Policy Implications and Recommendations

Recommendations emphasized scaling up integration of mental health into primary care following models from WHO mhGAP and programs implemented in Chile and England under National Health Service. Strengthening workforce capacity drew on training frameworks from Royal College of Psychiatrists, American Psychiatric Association, Royal Australian and New Zealand College of Psychiatrists, and university-led initiatives at King's College London and University of Oxford. Financing reforms suggested leveraging mechanisms used by Asian Development Bank, World Bank, and national insurers including Medicaid analogues. Data systems improvements recommended adoption of routine monitoring akin to surveillance platforms from European Centre for Disease Prevention and Control and integration with health information systems pioneered by Ministry of Health (Singapore).

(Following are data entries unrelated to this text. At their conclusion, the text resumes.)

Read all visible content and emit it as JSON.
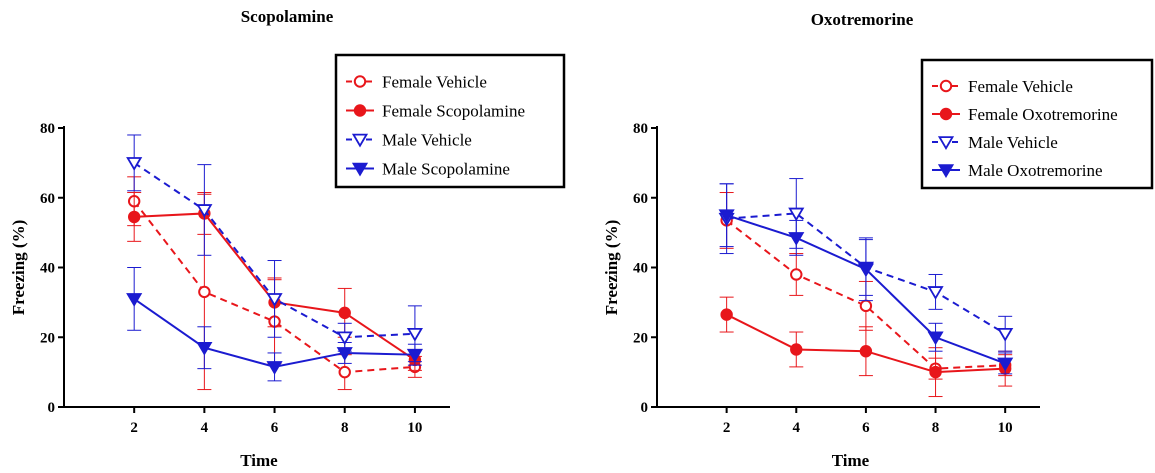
{
  "colors": {
    "red": "#e8161b",
    "blue": "#1b1bd0",
    "axis": "#000000"
  },
  "chart_data": [
    {
      "type": "line",
      "title": "Scopolamine",
      "xlabel": "Time",
      "ylabel": "Freezing (%)",
      "x": [
        2,
        4,
        6,
        8,
        10
      ],
      "xlim": [
        0,
        11
      ],
      "ylim": [
        0,
        80
      ],
      "xticks": [
        "2",
        "4",
        "6",
        "8",
        "10"
      ],
      "yticks": [
        "0",
        "20",
        "40",
        "60",
        "80"
      ],
      "legend_position": "top-right",
      "series": [
        {
          "name": "Female Vehicle",
          "color": "red",
          "dashed": true,
          "marker": "circle-open",
          "values": [
            59,
            33,
            24.5,
            10,
            11.5
          ],
          "errors": [
            7,
            28,
            12,
            5,
            3
          ]
        },
        {
          "name": "Female Scopolamine",
          "color": "red",
          "dashed": false,
          "marker": "circle-filled",
          "values": [
            54.5,
            55.5,
            30,
            27,
            13.5
          ],
          "errors": [
            7,
            6,
            7,
            7,
            3
          ]
        },
        {
          "name": "Male Vehicle",
          "color": "blue",
          "dashed": true,
          "marker": "triangle-down-open",
          "values": [
            70,
            56.5,
            31,
            20,
            21
          ],
          "errors": [
            8,
            13,
            11,
            4,
            8
          ]
        },
        {
          "name": "Male Scopolamine",
          "color": "blue",
          "dashed": false,
          "marker": "triangle-down-filled",
          "values": [
            31,
            17,
            11.5,
            15.5,
            15
          ],
          "errors": [
            9,
            6,
            4,
            3,
            3
          ]
        }
      ]
    },
    {
      "type": "line",
      "title": "Oxotremorine",
      "xlabel": "Time",
      "ylabel": "Freezing (%)",
      "x": [
        2,
        4,
        6,
        8,
        10
      ],
      "xlim": [
        0,
        11
      ],
      "ylim": [
        0,
        80
      ],
      "xticks": [
        "2",
        "4",
        "6",
        "8",
        "10"
      ],
      "yticks": [
        "0",
        "20",
        "40",
        "60",
        "80"
      ],
      "legend_position": "top-right",
      "series": [
        {
          "name": "Female Vehicle",
          "color": "red",
          "dashed": true,
          "marker": "circle-open",
          "values": [
            53.5,
            38,
            29,
            11,
            12
          ],
          "errors": [
            8,
            6,
            7,
            3,
            3
          ]
        },
        {
          "name": "Female Oxotremorine",
          "color": "red",
          "dashed": false,
          "marker": "circle-filled",
          "values": [
            26.5,
            16.5,
            16,
            10,
            11
          ],
          "errors": [
            5,
            5,
            7,
            7,
            5
          ]
        },
        {
          "name": "Male Vehicle",
          "color": "blue",
          "dashed": true,
          "marker": "triangle-down-open",
          "values": [
            54,
            55.5,
            40,
            33,
            21
          ],
          "errors": [
            10,
            10,
            8,
            5,
            5
          ]
        },
        {
          "name": "Male Oxotremorine",
          "color": "blue",
          "dashed": false,
          "marker": "triangle-down-filled",
          "values": [
            55,
            48.5,
            39.5,
            20,
            12.5
          ],
          "errors": [
            9,
            5,
            9,
            4,
            3
          ]
        }
      ]
    }
  ]
}
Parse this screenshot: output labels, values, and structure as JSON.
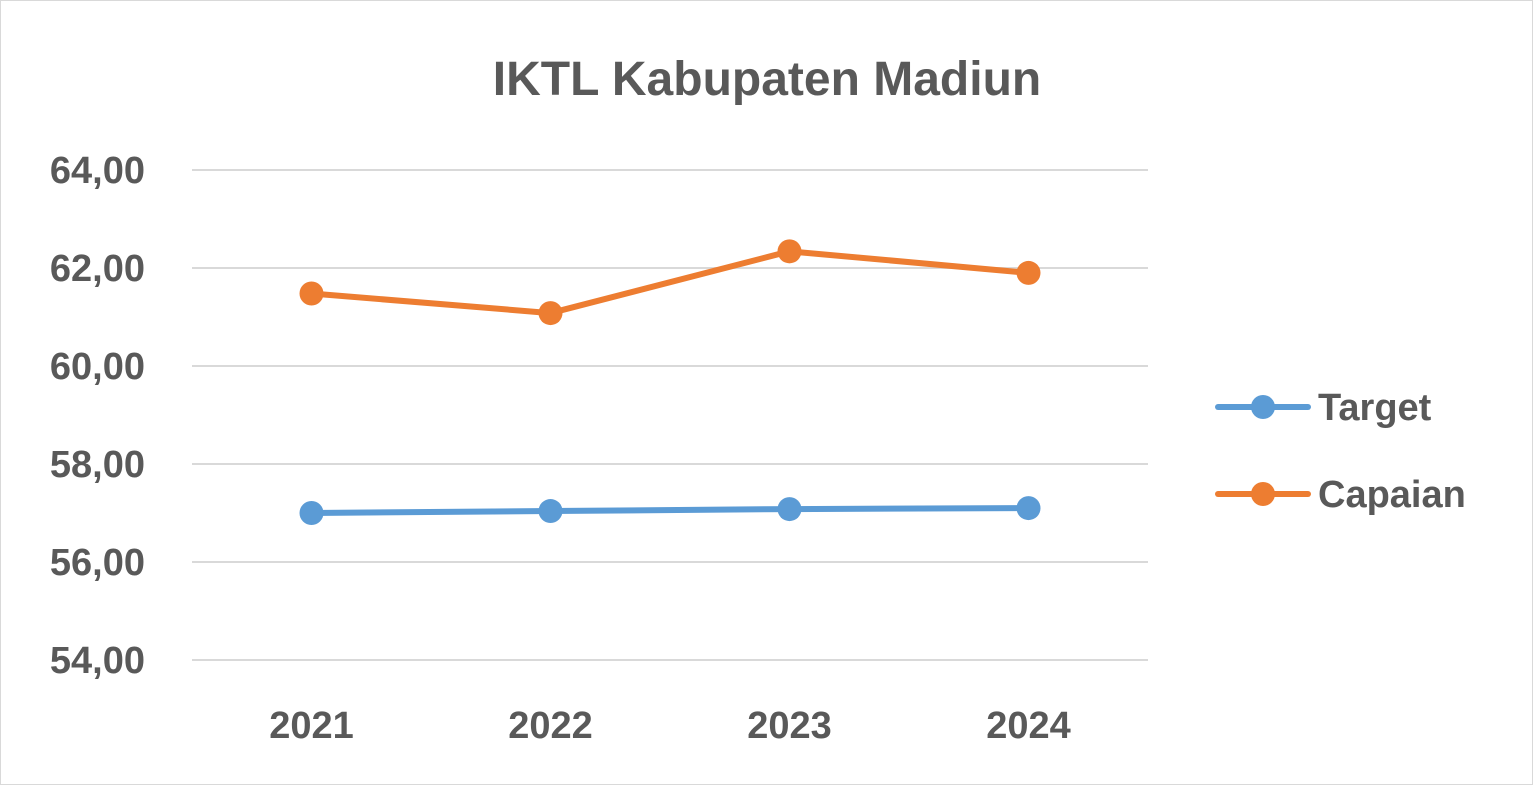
{
  "chart_data": {
    "type": "line",
    "title": "IKTL Kabupaten Madiun",
    "xlabel": "",
    "ylabel": "",
    "categories": [
      "2021",
      "2022",
      "2023",
      "2024"
    ],
    "y_tick_labels": [
      "54,00",
      "56,00",
      "58,00",
      "60,00",
      "62,00",
      "64,00"
    ],
    "ylim": [
      54,
      64
    ],
    "y_ticks": [
      54,
      56,
      58,
      60,
      62,
      64
    ],
    "grid": "horizontal",
    "legend_position": "right",
    "series": [
      {
        "name": "Target",
        "color": "#5b9bd5",
        "values": [
          57.0,
          57.04,
          57.08,
          57.1
        ]
      },
      {
        "name": "Capaian",
        "color": "#ed7d31",
        "values": [
          61.48,
          61.08,
          62.34,
          61.9
        ]
      }
    ]
  }
}
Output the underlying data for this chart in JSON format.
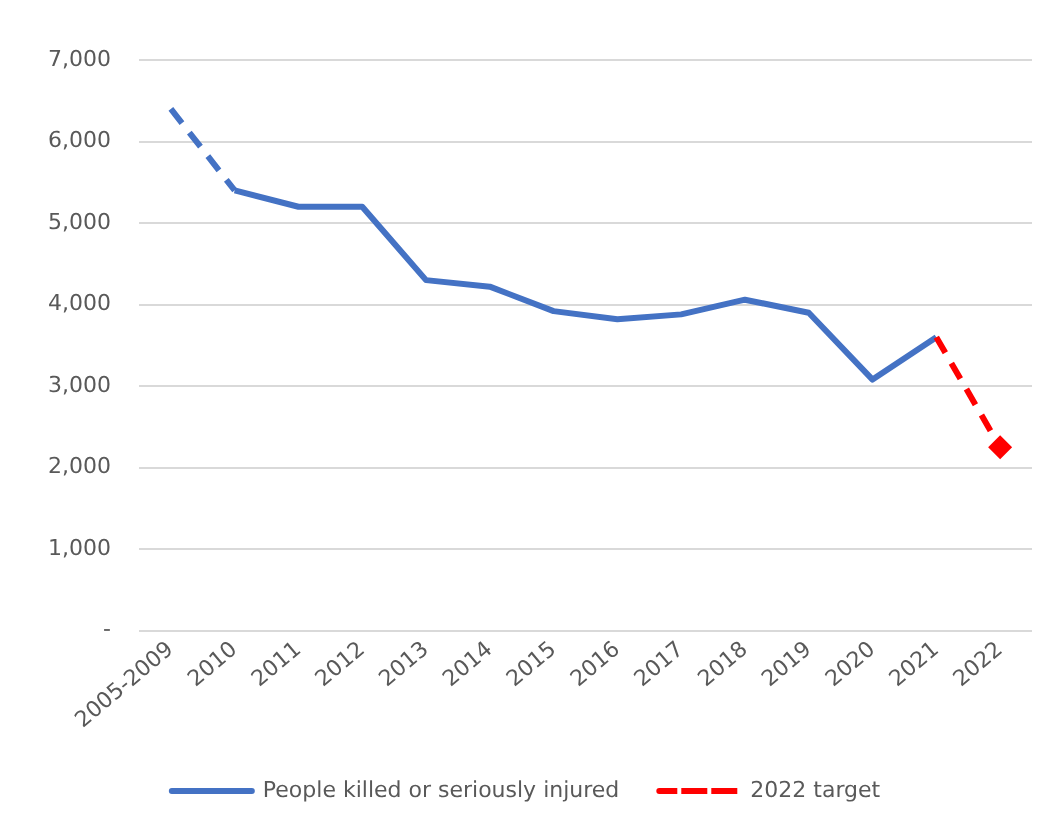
{
  "chart_data": {
    "type": "line",
    "categories": [
      "2005-2009",
      "2010",
      "2011",
      "2012",
      "2013",
      "2014",
      "2015",
      "2016",
      "2017",
      "2018",
      "2019",
      "2020",
      "2021",
      "2022"
    ],
    "series": [
      {
        "color": "#4472c4",
        "line_style": "dashed",
        "marker": "none",
        "values": [
          6400,
          5400,
          null,
          null,
          null,
          null,
          null,
          null,
          null,
          null,
          null,
          null,
          null,
          null
        ]
      },
      {
        "name": "People killed or seriously injured",
        "color": "#4472c4",
        "line_style": "solid",
        "marker": "none",
        "values": [
          null,
          5400,
          5200,
          5200,
          4300,
          4220,
          3920,
          3820,
          3880,
          4060,
          3900,
          3080,
          3600,
          null
        ]
      },
      {
        "name": "2022 target",
        "color": "#ff0000",
        "line_style": "dashed",
        "marker": "diamond",
        "values": [
          null,
          null,
          null,
          null,
          null,
          null,
          null,
          null,
          null,
          null,
          null,
          null,
          3600,
          2250
        ]
      }
    ],
    "ylim": [
      0,
      7000
    ],
    "yticks": [
      {
        "value": 0,
        "label": "-"
      },
      {
        "value": 1000,
        "label": "1,000"
      },
      {
        "value": 2000,
        "label": "2,000"
      },
      {
        "value": 3000,
        "label": "3,000"
      },
      {
        "value": 4000,
        "label": "4,000"
      },
      {
        "value": 5000,
        "label": "5,000"
      },
      {
        "value": 6000,
        "label": "6,000"
      },
      {
        "value": 7000,
        "label": "7,000"
      }
    ],
    "grid": "y",
    "legend": "bottom"
  }
}
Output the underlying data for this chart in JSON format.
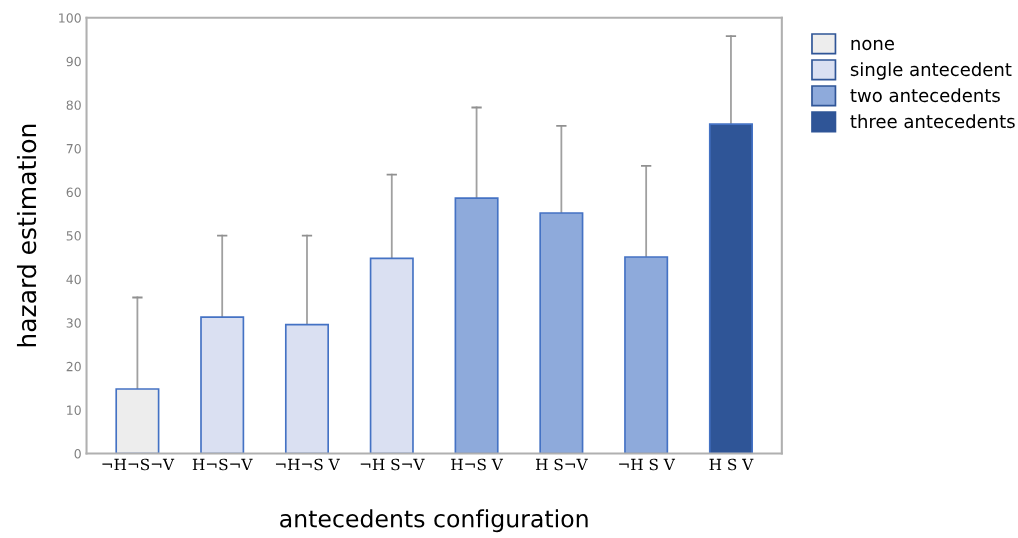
{
  "chart_data": {
    "type": "bar",
    "xlabel": "antecedents configuration",
    "ylabel": "hazard estimation",
    "categories": [
      "¬H¬S¬V",
      "H¬S¬V",
      "¬H¬S V",
      "¬H S¬V",
      "H¬S V",
      "H S¬V",
      "¬H S V",
      "H S V"
    ],
    "series": [
      {
        "name": "none",
        "color": "#ededed",
        "values": [
          14.8,
          null,
          null,
          null,
          null,
          null,
          null,
          null
        ],
        "errors": [
          [
            14.8,
            35.8
          ],
          null,
          null,
          null,
          null,
          null,
          null,
          null
        ]
      },
      {
        "name": "single antecedent",
        "color": "#dae0f2",
        "values": [
          null,
          31.3,
          29.6,
          44.8,
          null,
          null,
          null,
          null
        ],
        "errors": [
          null,
          [
            31.3,
            50
          ],
          [
            29.6,
            50
          ],
          [
            44.8,
            64
          ],
          null,
          null,
          null,
          null
        ]
      },
      {
        "name": "two antecedents",
        "color": "#8eaadb",
        "values": [
          null,
          null,
          null,
          null,
          58.6,
          55.2,
          45.1,
          null
        ],
        "errors": [
          null,
          null,
          null,
          null,
          [
            58.6,
            79.4
          ],
          [
            55.2,
            75.2
          ],
          [
            45.1,
            66
          ],
          null
        ]
      },
      {
        "name": "three antecedents",
        "color": "#2f5597",
        "values": [
          null,
          null,
          null,
          null,
          null,
          null,
          null,
          75.6
        ],
        "errors": [
          null,
          null,
          null,
          null,
          null,
          null,
          null,
          [
            75.6,
            95.8
          ]
        ]
      }
    ],
    "ylim": [
      0,
      100
    ],
    "yticks": [
      0,
      10,
      20,
      30,
      40,
      50,
      60,
      70,
      80,
      90,
      100
    ],
    "grid": false,
    "legend": "right"
  }
}
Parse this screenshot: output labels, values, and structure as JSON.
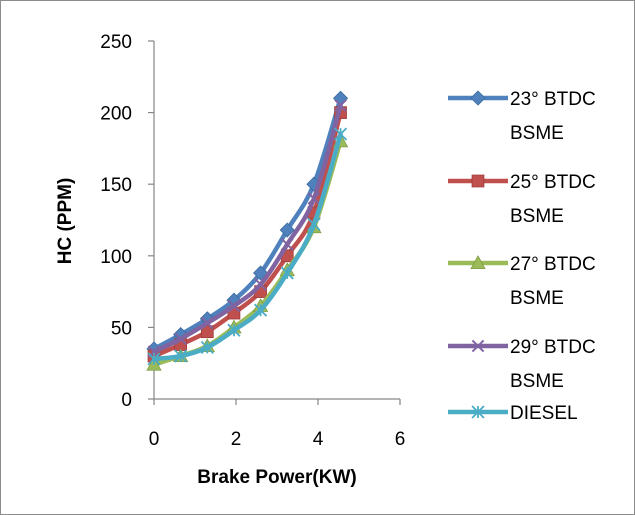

Limitations and Future Research

Limitations included cross-sectional design comparable to many surveys by Demographic and Health Surveys Program, potential measurement bias despite adaptation methods from World Health Organization, and underrepresentation of marginalized groups seen in national surveys by Statistics Korea and Central Bureau of Statistics (Indonesia). Future research priorities called for longitudinal cohorts modeled on Dunedin Multidisciplinary Health and Development Study, implementation trials like those funded by National Institute of Mental Health (USA), and comparative effectiveness studies aligned with Cochrane Collaboration standards. Enhanced collaboration with regional research institutes such as Asian Development Bank Institute and clinical networks around All India Institute of Medical Sciences and Chinese Academy of Sciences was recommended to close evidence gaps.